Do whatever you want, copy whatever you like, and drag it out in the courts until any legal recourse is worthless.

Yep exactly. Samsung know they can get do obvious theft and by the time they have to stop their sales they are already two generations ahead. Courts need to act immediately on stuff like this otherwise Samsung will just keep trolling the system. Cockroach of a company.
 
Also, copying another design is fine and not actionable UNLESS it is covered by a patent. So if Apple makes a bigger phone equivalent to the size of a Samsung phone, you may call that copying, but it is not actionable, because the size of the phone is not a protected design. So they're not doing anything wrong.

It doesn't matter that someone might think that an S4 looks nothing like an iPhone. What matters in IP litigation is whether any elements of that S4 are patented by another.

Samsung copied Apple-protected elements (design and utility patents) and Apple has every right to enforce it's intellectual property. Any other company would do the same.
 
This all seem pointless as by the time the courts get round to banning anything its out of date and a new model is out sometimes two or three new models are out. The whole system seems useless to cope with these types of products with such short life cycles.


It does seem pointless in that way - - which means that the question then becomes one of after all of the legal wranglings have transpired, what would be the appropriate means of dispensing Justice?


For example, my recommendation of Justice is that since Samsung resisted the product from being pulled from the market in a timely fashion, the appropriate punishment should be to make them pull it now: they have to go notify every customer who they sold one to and tell them that the customer has to turn in the offending hardware.

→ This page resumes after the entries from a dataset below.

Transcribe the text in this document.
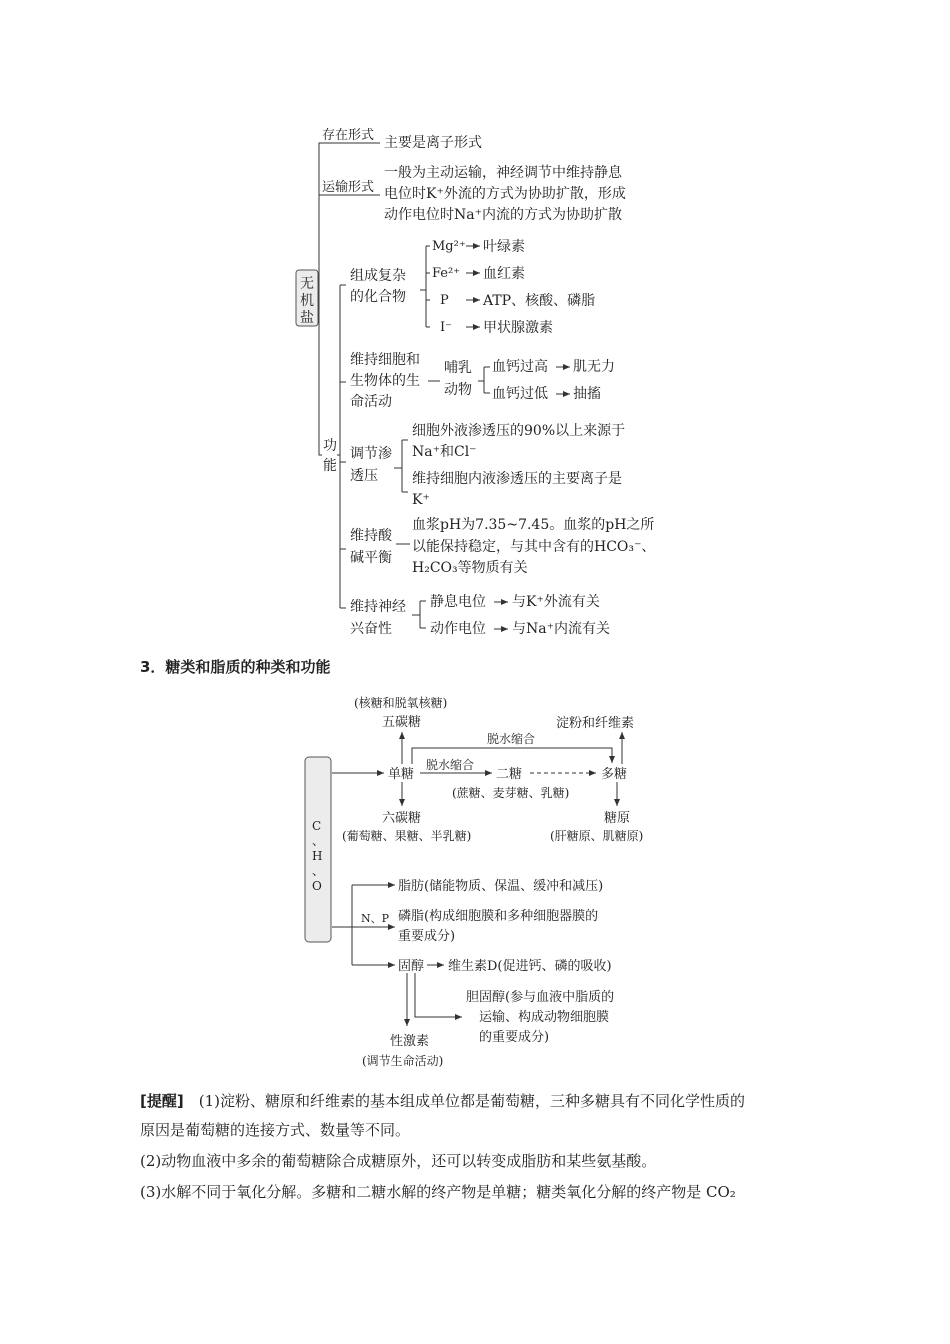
无
机
盐
存在形式 主要是离子形式
运输形式
一般为主动运输，神经调节中维持静息
电位时K⁺外流的方式为协助扩散，形成
动作电位时Na⁺内流的方式为协助扩散
功
能
组成复杂
的化合物
Mg²⁺
Fe²⁺
P
I⁻
叶绿素
血红素
ATP、核酸、磷脂
甲状腺激素
维持细胞和
生物体的生
命活动
哺乳
动物
血钙过高
血钙过低
肌无力
抽搐
调节渗
透压
细胞外液渗透压的90%以上来源于
Na⁺和Cl⁻
维持细胞内液渗透压的主要离子是
K⁺
维持酸
碱平衡
血浆pH为7.35~7.45。血浆的pH之所
以能保持稳定，与其中含有的HCO₃⁻、
H₂CO₃等物质有关
维持神经
兴奋性
静息电位
动作电位
与K⁺外流有关
与Na⁺内流有关
C
、
H
、
O
(核糖和脱氧核糖)
五碳糖
单糖
六碳糖
(葡萄糖、果糖、半乳糖)
脱水缩合
淀粉和纤维素
脱水缩合
二糖	多糖
(蔗糖、麦芽糖、乳糖)
糖原
(肝糖原、肌糖原)
N、P
脂肪(储能物质、保温、缓冲和减压)
磷脂(构成细胞膜和多种细胞器膜的
重要成分)
固醇 维生素D(促进钙、磷的吸收)
胆固醇(参与血液中脂质的
运输、构成动物细胞膜
的重要成分)
性激素
(调节生命活动)
3．糖类和脂质的种类和功能
[提醒]　 (1)淀粉、糖原和纤维素的基本组成单位都是葡萄糖，三种多糖具有不同化学性质的
原因是葡萄糖的连接方式、数量等不同。
(2)动物血液中多余的葡萄糖除合成糖原外，还可以转变成脂肪和某些氨基酸。
(3)水解不同于氧化分解。多糖和二糖水解的终产物是单糖；糖类氧化分解的终产物是 CO₂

Of course, Samsung will have to reimburse their customer for such a "recall", plus bear the cost of the recall itself ... and more to the point, for each sold Samsung device (tracked by Serial#, so as to prevent them from doing a quick swap of unsold inventory) that they can't hand over to Apple, they should have to pay Apple the full retail price - -

- - and all of this expense is all above and beyond all of the actual fines for the infringement that get paid to Apple.

Have a court require a company to have to do this with each one of these "Tech Infringements" and the word will quickly get out that the punishment fits the crime.



-hh
 
It is their own work. They take hints from competition. Look at Apple......

That's a bit of history re-writing you've done there. They were already found guilty of stealing Apple's work, based on the evidence. That's rather more than taking a hint or two.
 
It is their own work. They take hints from competition. Look at Apple. They took hints from Amazon's Kindle Fire with immense sales. They didn't copy it but they did make a 7" tablet to compete. It's essentially the same situation. You don't see Apple suing Amazon (except for the App Store naming issue).

Apple's mini is closer to 8 inch, and a different aspect ratio 4:3 vs 16:10, not to mention Apple's build is different. It was Eddie Cue that pushed for a smaller iPad and he didn't mention Amazon:

http://news.cnet.com/8301-13579_3-57486733-37/heres-apples-e-mail-thread-about-a-7-inch-ipad/

Kindle Fire's "immense" sales? Numbers please.